Why Can't the Del Operator Be Treated as a Vector in Curl Calculations?

[psholtz]

It's not hard to show that the function:

g = \frac{1}{2} (c \times r)

is a "vector potential" function for the constant vector "c". That is, that:

\nabla \times g = c

The calculation is straightforward to carry out in Cartesian coordinates, and I won't reproduce it here.

However, my question concerns the following. It is also a standard result in vector algebra that we have:

a \times (b \times c) = (a \cdot c) b - (a \cdot b) c

My question is, when taking the "curl" of the vector potential above, why can't I just treat the "del" operator as though it were a vector, and write something like the following:

\nabla \times (c \times r) = (\nabla \cdot r) c - (\nabla \cdot c) r

\nabla \times (c \times r) = 3c

where the last equality follows because (a) the divergence of a constant vector is 0; and (b) the divergence of the radial vector (i.e., the vector [x,y,z]) is 3.

However, when factoring back in the factor of (1/2) to obtain the final "answer", the "answer" obtained using this method is (3/2)c, rather than the "correct" answer of c.

Why is this?

Is it because you can't treat the "del" operator as though it's a "vector" in this case?

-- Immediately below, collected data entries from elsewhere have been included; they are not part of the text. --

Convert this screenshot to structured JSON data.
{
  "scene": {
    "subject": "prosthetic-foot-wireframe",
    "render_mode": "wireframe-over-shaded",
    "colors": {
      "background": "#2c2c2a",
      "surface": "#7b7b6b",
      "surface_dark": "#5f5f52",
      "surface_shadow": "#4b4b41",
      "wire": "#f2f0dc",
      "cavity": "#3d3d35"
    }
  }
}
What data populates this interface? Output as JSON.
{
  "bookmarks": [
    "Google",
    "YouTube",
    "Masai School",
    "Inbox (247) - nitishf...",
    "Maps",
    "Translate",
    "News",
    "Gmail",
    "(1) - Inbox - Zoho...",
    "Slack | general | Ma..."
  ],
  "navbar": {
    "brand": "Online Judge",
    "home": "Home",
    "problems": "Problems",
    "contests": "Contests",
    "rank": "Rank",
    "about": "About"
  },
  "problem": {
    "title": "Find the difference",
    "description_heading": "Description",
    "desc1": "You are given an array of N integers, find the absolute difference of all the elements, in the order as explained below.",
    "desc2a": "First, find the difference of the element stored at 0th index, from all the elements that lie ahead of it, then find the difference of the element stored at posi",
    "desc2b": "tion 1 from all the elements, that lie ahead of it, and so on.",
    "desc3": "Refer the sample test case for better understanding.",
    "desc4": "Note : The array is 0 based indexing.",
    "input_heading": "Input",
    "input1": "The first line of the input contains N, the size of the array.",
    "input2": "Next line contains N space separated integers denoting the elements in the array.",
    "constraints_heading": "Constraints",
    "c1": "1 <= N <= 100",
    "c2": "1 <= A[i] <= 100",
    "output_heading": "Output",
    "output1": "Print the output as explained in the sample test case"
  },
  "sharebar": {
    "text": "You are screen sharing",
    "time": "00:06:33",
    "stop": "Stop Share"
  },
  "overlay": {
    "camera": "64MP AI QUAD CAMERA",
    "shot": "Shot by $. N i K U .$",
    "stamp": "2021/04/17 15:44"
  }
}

Or am I doing something else wrong?

 

[thegreenlaser]

In general, you cannot treat the del operator as a vector because the "elements" of \vec{\nabla} are not numbers, but partial derivative operators. As far as I know, the problem with this is that partial derivative operators don't follow commutativity. With real numbers, we don't usually think twice about replacing a b with b a. However, \frac{\partial}{\partial x} f(x) is NOT the same as f(x) \frac{\partial}{\partial x}. The first one is the derivative of f(x), while the second one is not even a function, it's like a weighted operator.

So basically what tends to happen is that in proving an identity for vectors, you end up with something like a b and you replace it with b a without even thinking about it. That's fine, but you now can't use that identity for the del operator, because if a is a partial derivative and b is a function, that move was a big no-no. That's why you can't just plug the del operator into identities that have been derived for real numbers. What makes this so tricky is that a lot of the vector identities do actually work for the del operator, so it's very tempting to assume that they all do.

I would guess that in the derivation of the vector identity you stated, you have to apply commutativity (ab = ba) at some point.

 

[tiny-tim]

hi psholtz!

My question is, when taking the "curl" of the vector potential above, why can't I just treat the "del" operator as though it were a vector, and write something like the following:

\nabla \times (c \times r) = (\nabla \cdot r) c - (\nabla \cdot c) r

you can

but (a.∇) is defined as the operator a_x∂/∂x + a_y∂/∂y + a_z∂/∂z …

try it that way ​

 

[thegreenlaser]

hi psholtz!


you can

but (a.∇) is defined as the operator a_x∂/∂x + a_y∂/∂y + a_z∂/∂z …

try it that way ​

You still can't just plug in the del operator, though. The actual vector calculus identity takes a similar form to the vector identity, but it has four terms instead of just two:

\nabla \times (\mathbf{A} \times \mathbf{B}) = \mathbf{A} (\nabla \cdot \mathbf{B}) - \mathbf{B} (\nabla \cdot \mathbf{A}) + (\mathbf{B} \cdot \nabla) \mathbf{A} - (\mathbf{A} \cdot \nabla) \mathbf{B}

(I stole the LaTeX code directly from the wikipedia "Vector Calculus Identities" page)

Notice that even if you replace \nabla with an actual vector like \mathbf{C}, you don't end up with the same identity written in the original post. You end up with an extra factor of two.

I think the best policy is just to treat vector calculus identities (involving the div operator) and "standard" vector identities as completely separate. Certainly there are some enticing parallels, but there are also things that just don't work.